Russland: Zehntausende nach Wirbelsturm ohne Strom
Nach einem eisigen und schneereichen Wirbelsturm sind knapp 60.000 Menschen in der russischen Region Primorje am Pazifik ohne Strom. Mehr als 19.000 Menschen seien außerdem rund eine Woche nach dem Unwetter weiter ohne Heizung, teilte das russische Energieministerium heute mit – bei minus zwei Grad Außentemperatur etwa in der Großstadt Wladiwostok.
orf.at am 24. November 2020
Ein Wirbelsturm reicht von Tropensturm (Zyklon, Hurrikan) bis Tornado, aber ein schneereicher Wirbelsturm? Das hat mich stutzig gemacht. Also hab ich in die Archivkarten der Wettermodelle geschaut und das einzige kräftige Tief, das die Region gestreift hat, war vergangenen Donnerstag:
Es handelt sich aber keineswegs um einen Wirbelsturm, sondern um ein flaches Tiefdruckgebiet mit langgestrecktem Kern um 1000 hPa. Es bildete sich entlang einer markanten Luftmassengrenze zwischen kontinentaler Kaltluft über Russland und subtropischer Warmluft über dem Ozean und Japan, mit anderen Worten um ein stinknormales Tiefdruckgebiet an der Frontalzone.
Die Niederschlagsprognose bis Donnerstag, 12 UTC (etwa 21 Uhr Ortszeit in Primorje) zeigt eine langgestreckte Kaltfront und intensive Niederschläge im Okklusions- und Warmfrontbereich. Die Okklusion hat hier bereits den Nordosten von China (Provinz Heilongjiang) erfasst, die Warmfront liegt über Primorje.
Das Satellitenbild zeigt das Bodentief über dem Pazifik und ein breites Wolkenband im Küstenbereich zwischen Japan und Russland. Die Okklusion wechselt über Russland von warm auf kalt, von stratiform (Dauerniederschlag) zu konvektiv (wechslende Intensitäten, kräftige Schneeschauer).
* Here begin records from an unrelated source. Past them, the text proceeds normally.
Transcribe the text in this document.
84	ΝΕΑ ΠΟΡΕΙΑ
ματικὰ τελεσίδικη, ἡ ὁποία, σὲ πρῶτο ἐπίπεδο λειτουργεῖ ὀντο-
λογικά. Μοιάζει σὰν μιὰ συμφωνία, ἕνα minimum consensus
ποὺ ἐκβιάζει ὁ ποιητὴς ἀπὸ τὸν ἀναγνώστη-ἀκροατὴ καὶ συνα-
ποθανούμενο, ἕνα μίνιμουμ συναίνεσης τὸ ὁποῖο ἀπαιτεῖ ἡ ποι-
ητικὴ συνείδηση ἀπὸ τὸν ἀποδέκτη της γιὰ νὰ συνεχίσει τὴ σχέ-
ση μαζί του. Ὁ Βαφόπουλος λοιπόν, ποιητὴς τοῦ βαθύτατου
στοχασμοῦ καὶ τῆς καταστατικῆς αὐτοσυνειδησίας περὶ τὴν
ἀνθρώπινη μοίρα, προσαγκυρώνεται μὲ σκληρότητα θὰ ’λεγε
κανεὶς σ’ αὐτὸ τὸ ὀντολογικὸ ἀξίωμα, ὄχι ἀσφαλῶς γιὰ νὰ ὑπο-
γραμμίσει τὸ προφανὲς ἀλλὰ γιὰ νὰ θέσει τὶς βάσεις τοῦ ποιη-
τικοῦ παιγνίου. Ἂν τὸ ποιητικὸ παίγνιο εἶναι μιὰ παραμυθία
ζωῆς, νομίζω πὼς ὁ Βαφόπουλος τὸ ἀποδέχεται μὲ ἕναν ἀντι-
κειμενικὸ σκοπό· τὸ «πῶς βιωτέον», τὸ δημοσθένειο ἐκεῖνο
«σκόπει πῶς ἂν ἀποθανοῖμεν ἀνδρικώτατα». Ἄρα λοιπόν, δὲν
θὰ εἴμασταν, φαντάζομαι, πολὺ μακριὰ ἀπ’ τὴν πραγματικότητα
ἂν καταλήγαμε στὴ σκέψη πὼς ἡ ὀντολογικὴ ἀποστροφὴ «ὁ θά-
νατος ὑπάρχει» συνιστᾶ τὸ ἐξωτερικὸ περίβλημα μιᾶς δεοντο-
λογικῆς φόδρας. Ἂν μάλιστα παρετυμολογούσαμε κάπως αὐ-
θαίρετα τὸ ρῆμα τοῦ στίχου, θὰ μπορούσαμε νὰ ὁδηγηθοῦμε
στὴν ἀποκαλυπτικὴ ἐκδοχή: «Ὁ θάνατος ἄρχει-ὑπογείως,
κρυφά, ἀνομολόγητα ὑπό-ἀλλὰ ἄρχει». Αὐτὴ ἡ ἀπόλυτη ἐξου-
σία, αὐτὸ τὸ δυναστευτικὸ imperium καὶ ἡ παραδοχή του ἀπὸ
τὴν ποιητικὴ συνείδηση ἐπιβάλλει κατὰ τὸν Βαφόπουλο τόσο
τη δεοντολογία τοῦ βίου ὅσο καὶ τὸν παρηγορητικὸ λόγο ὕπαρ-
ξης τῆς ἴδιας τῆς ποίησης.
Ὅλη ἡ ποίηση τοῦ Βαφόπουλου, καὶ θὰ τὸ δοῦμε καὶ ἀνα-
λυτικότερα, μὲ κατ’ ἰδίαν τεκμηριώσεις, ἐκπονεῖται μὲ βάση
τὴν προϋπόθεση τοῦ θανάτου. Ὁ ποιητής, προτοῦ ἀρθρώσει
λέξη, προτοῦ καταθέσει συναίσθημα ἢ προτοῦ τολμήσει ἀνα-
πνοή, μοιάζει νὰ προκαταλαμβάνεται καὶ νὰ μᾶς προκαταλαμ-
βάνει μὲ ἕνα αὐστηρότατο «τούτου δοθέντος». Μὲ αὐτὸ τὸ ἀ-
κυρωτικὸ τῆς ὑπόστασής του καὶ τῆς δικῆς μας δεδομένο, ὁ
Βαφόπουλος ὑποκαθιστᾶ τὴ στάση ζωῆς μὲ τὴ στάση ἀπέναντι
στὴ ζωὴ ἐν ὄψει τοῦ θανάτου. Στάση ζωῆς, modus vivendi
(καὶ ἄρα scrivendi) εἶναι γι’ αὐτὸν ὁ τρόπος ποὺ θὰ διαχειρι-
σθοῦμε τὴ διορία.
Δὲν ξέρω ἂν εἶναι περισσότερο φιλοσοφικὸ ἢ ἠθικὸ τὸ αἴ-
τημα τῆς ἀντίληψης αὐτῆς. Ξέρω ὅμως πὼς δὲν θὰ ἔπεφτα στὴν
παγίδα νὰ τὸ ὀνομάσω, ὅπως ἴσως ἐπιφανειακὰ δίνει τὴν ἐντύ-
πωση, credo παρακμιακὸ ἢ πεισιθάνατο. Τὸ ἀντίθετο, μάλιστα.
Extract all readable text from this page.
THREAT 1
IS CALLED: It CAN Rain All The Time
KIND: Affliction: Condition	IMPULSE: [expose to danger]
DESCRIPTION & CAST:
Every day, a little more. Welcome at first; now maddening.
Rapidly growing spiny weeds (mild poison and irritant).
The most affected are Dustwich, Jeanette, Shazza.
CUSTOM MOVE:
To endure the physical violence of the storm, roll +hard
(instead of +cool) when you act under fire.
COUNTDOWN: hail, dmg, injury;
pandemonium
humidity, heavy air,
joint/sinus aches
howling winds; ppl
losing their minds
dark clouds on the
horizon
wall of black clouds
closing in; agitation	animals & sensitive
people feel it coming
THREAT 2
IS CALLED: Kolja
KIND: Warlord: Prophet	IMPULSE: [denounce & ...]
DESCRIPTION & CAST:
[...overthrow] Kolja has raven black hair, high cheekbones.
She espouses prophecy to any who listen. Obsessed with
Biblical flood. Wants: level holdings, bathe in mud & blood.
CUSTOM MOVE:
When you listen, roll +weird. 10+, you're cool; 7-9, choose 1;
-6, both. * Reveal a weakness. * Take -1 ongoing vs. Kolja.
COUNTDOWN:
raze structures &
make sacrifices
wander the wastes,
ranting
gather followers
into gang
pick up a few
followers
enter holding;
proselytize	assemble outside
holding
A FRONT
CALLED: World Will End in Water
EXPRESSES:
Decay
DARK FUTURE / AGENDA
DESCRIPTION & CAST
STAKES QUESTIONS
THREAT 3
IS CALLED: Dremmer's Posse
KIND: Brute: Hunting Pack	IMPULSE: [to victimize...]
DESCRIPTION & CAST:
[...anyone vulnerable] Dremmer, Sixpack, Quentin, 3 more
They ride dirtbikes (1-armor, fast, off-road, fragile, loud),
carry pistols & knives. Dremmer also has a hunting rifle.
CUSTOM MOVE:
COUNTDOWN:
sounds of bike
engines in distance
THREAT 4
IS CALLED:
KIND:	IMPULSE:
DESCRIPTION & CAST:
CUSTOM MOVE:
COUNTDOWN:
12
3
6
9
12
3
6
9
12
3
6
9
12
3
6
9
Teile der betroffenen Region in Russland erfuhren sowohl kräftige Schneeschauer als auch anhaltende Niederschläge und aufgrund des bodennahen Druckunterschieds verbunden mit kräftigen Nord- und Westwinden. Diese Kombination kann durchaus die Gestalt eines Blizzards, eines Schneesturms, angenommen haben. Das ist allerdings auf eine ganz andere Entstehung als ein tropischer Wirbelsturm zurückzuführen.
Wetterballonaufstieg im Süden der Region
Die vertikale Schichtung zeigt einen lehrbuchhaften Aufstieg für gefrierenden Niederschlag, mit knappen Minusgraden am Boden und einer breiten positiven Schicht (bis plus fünf Grad) ab etwa 1300m Höhe. Das führte zu enormen Schäden und einen Zusammenbruch der Stromversorgung.